During the current movement for socialist education in the rural areas, Comrade Mao Tse-tung has called on us to “re-educate people, reorganize the ranks of revolution.” Why re-educate people? It is for the cause of socialist revolution and socialist construction. What kind of revolutionary ranks are to be reorganized? — The revolutionary ranks of socialism. In the past many people were mentally prepared for the democratic revolution, but not very well prepared for the socialist revolution, and some were not in the least prepared for it. In the past, we did not undertake any systematic, all-round socialist education in every way throughout the country. Now a movement for socialist education is going ahead in the urban as well as rural areas. So long as we go on taking care of things like this, not only will we be able to carry out our socialist revolution successfully and day by day improve our socialist construction, but we will also be able to dig out thoroughly the root cause of revisionism.

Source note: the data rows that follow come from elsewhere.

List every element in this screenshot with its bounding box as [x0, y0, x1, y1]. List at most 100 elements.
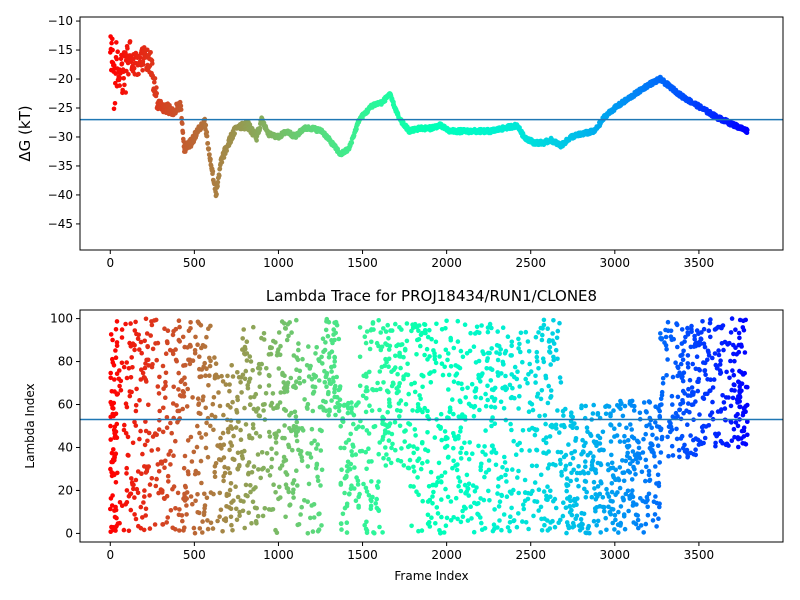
data-point [170, 401, 176, 406]
data-point [261, 465, 266, 471]
data-point [516, 406, 521, 411]
data-point [505, 334, 511, 340]
data-point [595, 460, 601, 466]
data-point [543, 440, 549, 446]
data-point [557, 320, 562, 326]
data-point [311, 515, 317, 520]
data-point [157, 374, 162, 380]
data-point [720, 323, 726, 328]
data-point [517, 393, 522, 399]
data-point [383, 356, 388, 362]
data-point [414, 408, 420, 414]
data-point [276, 428, 282, 434]
data-point [509, 343, 514, 349]
data-point [250, 368, 255, 373]
data-point [693, 447, 698, 453]
data-point [629, 427, 634, 432]
data-point [182, 375, 187, 381]
data-point [446, 387, 451, 392]
data-point [561, 413, 566, 418]
data-point [619, 401, 624, 407]
data-point [280, 435, 285, 441]
data-point [278, 343, 283, 349]
data-point [229, 363, 234, 368]
data-point [123, 431, 129, 436]
data-point [472, 489, 478, 494]
y-tick-label: −25 [48, 101, 73, 115]
data-point [211, 427, 216, 433]
data-point [415, 458, 420, 464]
data-point [591, 479, 597, 485]
data-point [377, 524, 382, 530]
data-point [132, 419, 137, 425]
data-point [617, 439, 623, 444]
data-point [646, 468, 652, 474]
data-point [679, 375, 685, 381]
data-point [507, 382, 513, 388]
data-point [655, 472, 661, 478]
data-point [513, 452, 519, 458]
data-point [298, 512, 303, 517]
data-point [108, 423, 113, 429]
data-point [444, 318, 449, 324]
data-point [269, 446, 274, 452]
data-point [357, 383, 363, 389]
lambda-y-axis-label: Lambda Index [23, 383, 37, 468]
data-point [526, 409, 532, 415]
data-point [160, 429, 166, 435]
data-point [492, 421, 498, 427]
data-point [444, 515, 450, 521]
data-point [478, 379, 483, 384]
data-point [532, 432, 538, 438]
data-point [401, 463, 407, 468]
data-point [675, 364, 680, 370]
data-point [608, 412, 613, 417]
data-point [329, 338, 334, 343]
data-point [206, 383, 211, 388]
data-point [198, 458, 204, 464]
data-point [515, 369, 520, 375]
data-point [701, 360, 706, 365]
data-point [182, 453, 188, 459]
data-point [411, 484, 416, 489]
data-point [652, 512, 658, 517]
data-point [217, 166, 223, 172]
data-point [483, 391, 488, 397]
data-point [468, 403, 474, 409]
data-point [119, 327, 125, 332]
data-point [586, 523, 591, 529]
data-point [133, 477, 139, 483]
data-point [238, 427, 243, 433]
data-point [687, 377, 693, 383]
data-point [630, 503, 636, 508]
data-point [584, 489, 589, 495]
data-point [545, 466, 551, 471]
data-point [567, 504, 573, 509]
data-point [466, 456, 472, 462]
data-point [559, 473, 564, 478]
data-point [525, 380, 530, 386]
data-point [410, 408, 415, 413]
data-point [216, 390, 221, 395]
data-point [178, 103, 184, 109]
data-point [110, 411, 115, 417]
data-point [425, 512, 431, 518]
data-point [117, 83, 122, 88]
data-point [622, 526, 628, 532]
data-point [523, 376, 528, 382]
data-point [273, 527, 278, 533]
data-point [545, 518, 550, 523]
data-point [536, 366, 541, 371]
data-point [689, 385, 695, 390]
data-point [108, 529, 113, 534]
data-point [187, 357, 193, 363]
data-point [389, 328, 395, 333]
data-point [522, 490, 528, 495]
data-point [164, 425, 170, 431]
data-point [458, 399, 463, 405]
data-point [674, 436, 680, 442]
data-point [168, 420, 173, 426]
data-point [235, 370, 240, 375]
data-point [500, 325, 506, 331]
data-point [295, 522, 301, 528]
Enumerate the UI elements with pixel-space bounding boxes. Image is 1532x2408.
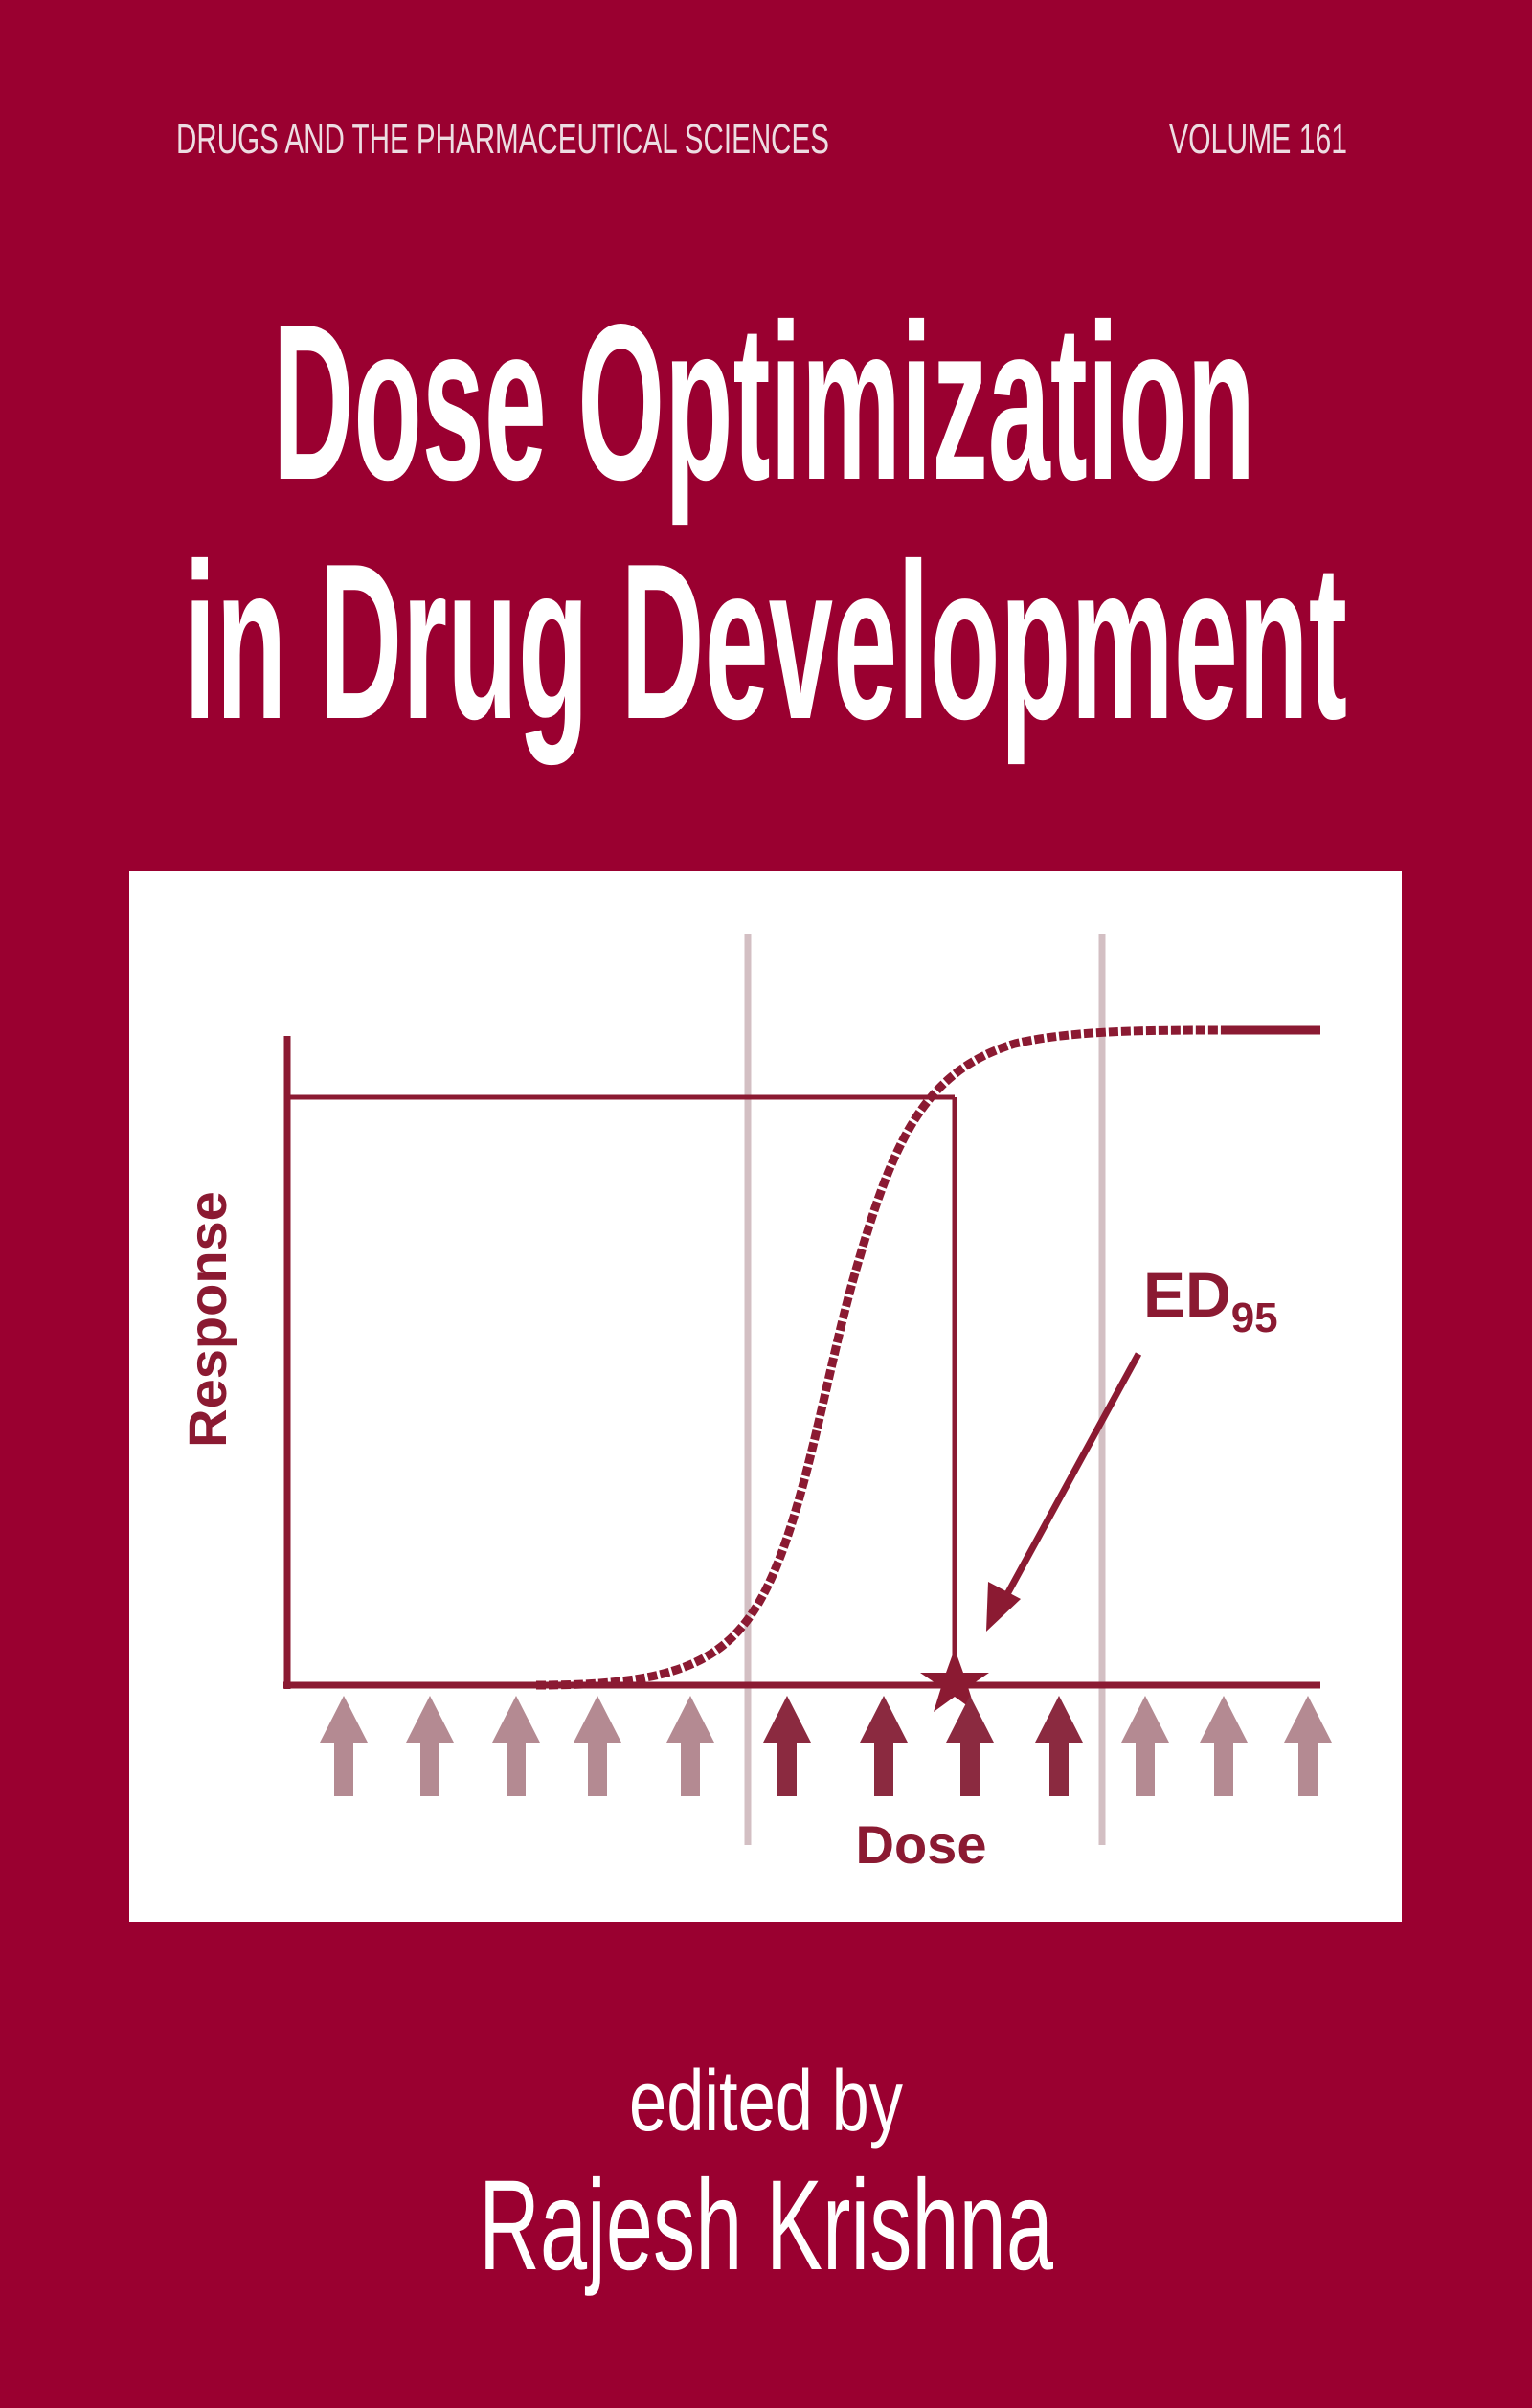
annotation: ED95 bbox=[1143, 1259, 1278, 1341]
title-line: Dose Optimization bbox=[273, 279, 1255, 527]
x-axis-label: Dose bbox=[856, 1814, 987, 1875]
dose-arrows bbox=[320, 1696, 1332, 1796]
dose-arrow bbox=[1035, 1696, 1083, 1796]
dose-arrow bbox=[860, 1696, 908, 1796]
annotation-arrow bbox=[998, 1352, 1142, 1607]
dose-arrow bbox=[406, 1696, 454, 1796]
dose-arrow bbox=[946, 1696, 994, 1796]
dose-arrow bbox=[1200, 1696, 1248, 1796]
dose-arrow bbox=[492, 1696, 540, 1796]
dose-arrow bbox=[574, 1696, 621, 1796]
annotation-main: ED bbox=[1143, 1259, 1231, 1330]
annotation-subscript: 95 bbox=[1231, 1294, 1278, 1341]
series-name: DRUGS AND THE PHARMACEUTICAL SCIENCES bbox=[176, 116, 829, 163]
edited-by: edited by bbox=[629, 2054, 903, 2149]
figure: ED95 Response Dose bbox=[129, 871, 1402, 1922]
dose-response-curve bbox=[535, 1025, 1227, 1690]
dose-arrow bbox=[666, 1696, 714, 1796]
annotation-arrowhead bbox=[986, 1582, 1021, 1632]
editor: Rajesh Krishna bbox=[479, 2154, 1053, 2297]
dose-arrow bbox=[320, 1696, 368, 1796]
ed95-star bbox=[920, 1649, 989, 1712]
volume: VOLUME 161 bbox=[1169, 116, 1347, 163]
title-line: in Drug Development bbox=[184, 518, 1347, 766]
dose-arrow bbox=[1121, 1696, 1169, 1796]
y-axis-label: Response bbox=[177, 1191, 237, 1448]
dose-arrow bbox=[763, 1696, 811, 1796]
dose-arrow bbox=[1284, 1696, 1332, 1796]
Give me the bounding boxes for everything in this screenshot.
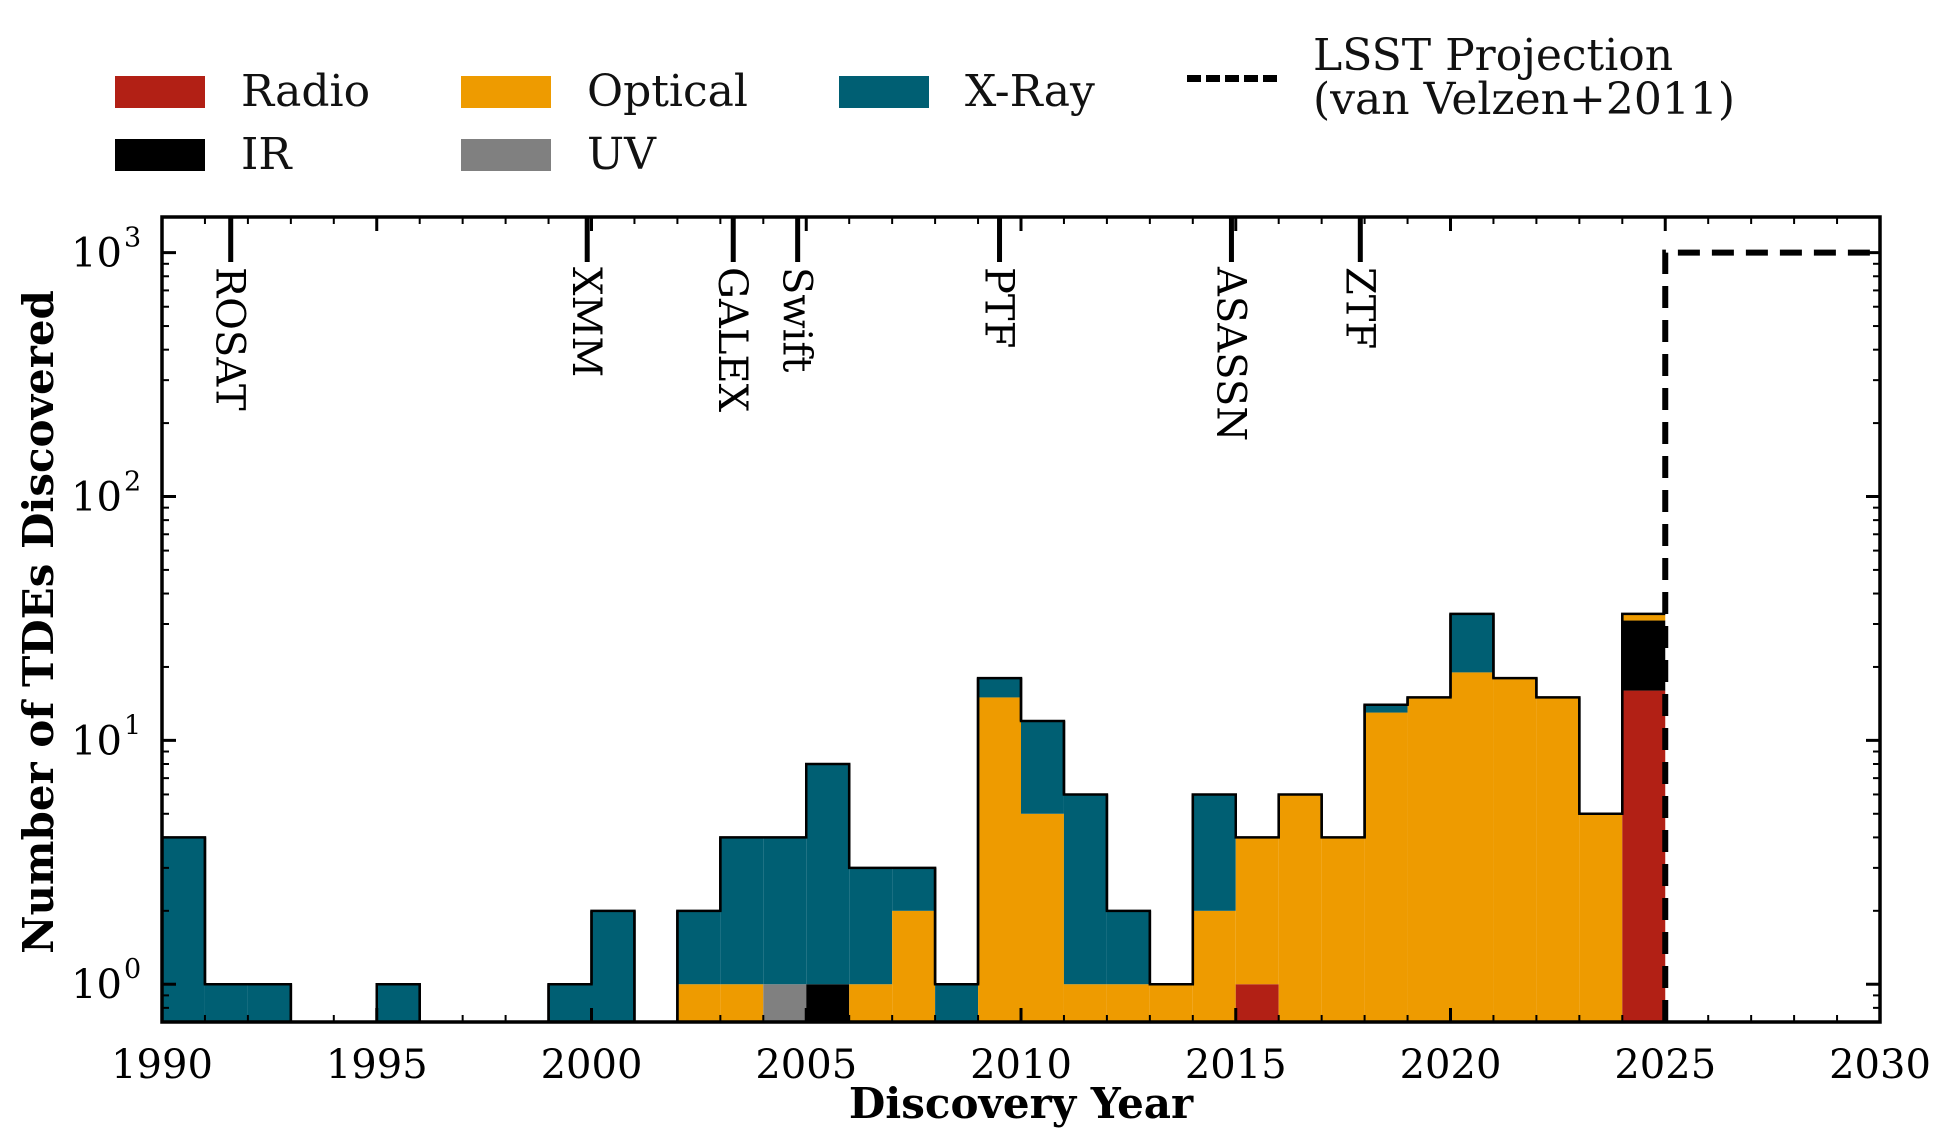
x-tick-label-2000: 2000 (541, 1042, 643, 1088)
x-tick-label-2015: 2015 (1185, 1042, 1287, 1088)
bar-optical-2002 (677, 984, 721, 1022)
mission-label-xmm: XMM (563, 267, 609, 377)
bar-optical-2021 (1493, 678, 1537, 1022)
legend-optical: Optical (461, 70, 748, 114)
bar-x-ray-2000 (591, 910, 635, 1022)
y-tick-label-100: 10 (71, 474, 122, 520)
bar-x-ray-2004 (763, 837, 807, 985)
bar-optical-2003 (720, 984, 764, 1022)
legend-xray: X-Ray (839, 70, 1095, 114)
mission-label-swift: Swift (774, 267, 820, 372)
y-tick-label-10: 10 (71, 718, 122, 764)
legend-label-radio: Radio (241, 66, 371, 117)
x-tick-label-2030: 2030 (1829, 1042, 1931, 1088)
bar-optical-2023 (1579, 813, 1623, 1022)
bar-optical-2013 (1149, 984, 1193, 1022)
bar-x-ray-2018 (1364, 704, 1408, 713)
lsst-projection-line (1662, 249, 1880, 1022)
bar-radio-2024 (1622, 690, 1666, 1022)
y-tick-base-1000: 10 (71, 231, 122, 277)
missions-group: ROSAT XMM GALEX Swift PTF ASASSN ZTF (207, 217, 1382, 441)
x-tick-label-1990: 1990 (111, 1042, 213, 1088)
bar-ir-2005 (806, 984, 850, 1022)
bar-x-ray-2003 (720, 837, 764, 985)
bar-optical-2017 (1321, 837, 1365, 1022)
bar-optical-2022 (1536, 697, 1580, 1022)
bar-uv-2004 (763, 984, 807, 1022)
bar-x-ray-2005 (806, 763, 850, 985)
bar-x-ray-1999 (548, 984, 592, 1022)
bar-x-ray-1990 (162, 837, 205, 1022)
x-tick-label-2025: 2025 (1614, 1042, 1716, 1088)
legend-swatch-ir (115, 139, 205, 171)
bar-x-ray-2006 (849, 867, 893, 985)
bar-optical-2014 (1192, 910, 1236, 1022)
bar-radio-2015 (1235, 984, 1279, 1022)
x-tick-label-1995: 1995 (326, 1042, 428, 1088)
bar-optical-2018 (1364, 712, 1408, 1022)
mission-label-rosat: ROSAT (207, 267, 253, 411)
bar-optical-2020 (1450, 672, 1494, 1022)
legend-radio: Radio (115, 70, 370, 114)
legend-label-projection: LSST Projection (van Velzen+2011) (1313, 30, 1735, 125)
mission-label-ztf: ZTF (1336, 267, 1382, 349)
y-tick-base-1: 10 (71, 962, 122, 1008)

Comrades! Please don’t think that there can be no revisionism in China. If we don’t grasp the tasks of class struggle well and of socialist education too, then, it is also possible for revisionism to appear. Speaking frankly, there are quite a few problems in literary and artistic circles, surely no less than in other fields of work. Therefore, it is necessary to launch a rectification campaign and a movement for socialist education and wage the struggle between the two roads of socialism and capitalism on the front of literature and art. We must study Comrade Mao Tse-tung’s works carefully, learn Marxism-Leninism, and maintain a firm proletarian stand. I suggest that all of you examine and sift through the works you have written, the plays you have performed, the films you have acted in, the songs you have sung, the music you have performed and the pictures you have drawn in the past few years. See what is bourgeois in them or what has been influenced by the remnants of bourgeois ideas, or what is feudalistic. If you find mistakes or shortcomings, correct them and things will go well! This must be done in all spheres of literature and art, and Peking opera circles are no exception. Let everyone work for socialism and communism and thoroughly wipe out the influence of feudal and bourgeois ideology! If we act in this way, I am positive that the reform of Peking opera can certainly be done successfully, and that Peking opera certainly has a bright and great future.